In what appears to be a response to Jedrzejcyk’s pre-match antics, Zhang states that “We are all martial artists here. We don’t want any trash talk here within The Octagon. We want mutual respect. We want to set a good example for the kids and for the upcoming talents. A lot of them look up to me. We are the champions, not the tyrants.”
Zhang, however, harbored no bad blood after the fight, applauding Jedrzejcyk’s fighting prowess in an Instagram post:
I respect each of my opponents. Other people’s failure will not make me happy. My confidence is built on my training and my team. @joannajedrzejczyk is a very powerful martial artist. In the end, the octagon does not need garbage, we worked together and the battle was great.”

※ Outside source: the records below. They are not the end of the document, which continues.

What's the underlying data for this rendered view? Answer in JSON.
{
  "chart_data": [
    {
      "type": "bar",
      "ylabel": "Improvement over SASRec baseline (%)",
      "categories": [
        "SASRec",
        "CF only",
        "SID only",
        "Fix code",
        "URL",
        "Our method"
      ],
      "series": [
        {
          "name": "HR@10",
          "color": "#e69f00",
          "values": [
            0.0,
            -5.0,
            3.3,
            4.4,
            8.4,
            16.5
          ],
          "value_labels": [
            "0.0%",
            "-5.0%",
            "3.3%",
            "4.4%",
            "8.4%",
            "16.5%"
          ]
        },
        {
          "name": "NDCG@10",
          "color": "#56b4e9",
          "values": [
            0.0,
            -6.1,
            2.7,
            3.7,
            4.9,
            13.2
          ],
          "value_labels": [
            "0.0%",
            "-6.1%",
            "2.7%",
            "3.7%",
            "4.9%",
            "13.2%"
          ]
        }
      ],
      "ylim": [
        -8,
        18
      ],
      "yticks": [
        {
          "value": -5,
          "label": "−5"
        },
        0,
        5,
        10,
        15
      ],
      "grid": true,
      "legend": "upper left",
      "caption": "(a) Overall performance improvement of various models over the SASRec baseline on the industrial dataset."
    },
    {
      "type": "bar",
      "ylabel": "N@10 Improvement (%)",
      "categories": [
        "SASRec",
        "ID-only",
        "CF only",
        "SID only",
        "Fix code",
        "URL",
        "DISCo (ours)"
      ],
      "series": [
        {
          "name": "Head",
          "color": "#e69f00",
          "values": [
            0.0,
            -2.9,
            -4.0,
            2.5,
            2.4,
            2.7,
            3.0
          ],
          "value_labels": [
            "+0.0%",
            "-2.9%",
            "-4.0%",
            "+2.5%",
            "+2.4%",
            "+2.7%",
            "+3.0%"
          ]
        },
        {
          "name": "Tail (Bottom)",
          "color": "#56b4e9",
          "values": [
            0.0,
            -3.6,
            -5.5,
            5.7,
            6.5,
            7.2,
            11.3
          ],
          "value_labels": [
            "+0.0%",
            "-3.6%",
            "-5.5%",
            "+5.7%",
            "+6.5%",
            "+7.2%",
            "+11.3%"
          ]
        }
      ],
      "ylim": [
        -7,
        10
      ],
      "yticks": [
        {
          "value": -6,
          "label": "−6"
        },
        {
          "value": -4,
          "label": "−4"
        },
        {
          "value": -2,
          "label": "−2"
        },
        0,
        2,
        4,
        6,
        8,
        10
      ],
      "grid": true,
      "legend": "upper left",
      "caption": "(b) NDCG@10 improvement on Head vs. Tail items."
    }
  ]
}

Zhang Weili has not only showed her resoluteness, sportsmanship, and forgiveness in the face of racism, but also her compelling humanity. In using her win as a platform to raise awareness for COVID-19, she showcases the seriousness of the virus while also calling for international unity and action. She is a true champion in and out of The Octagon, and Dana White hopes to turn her into the “next superstar like McGregor or Ronda Rousey.” But unlike those previous fighters, Zhang always lets her fighting do the talking.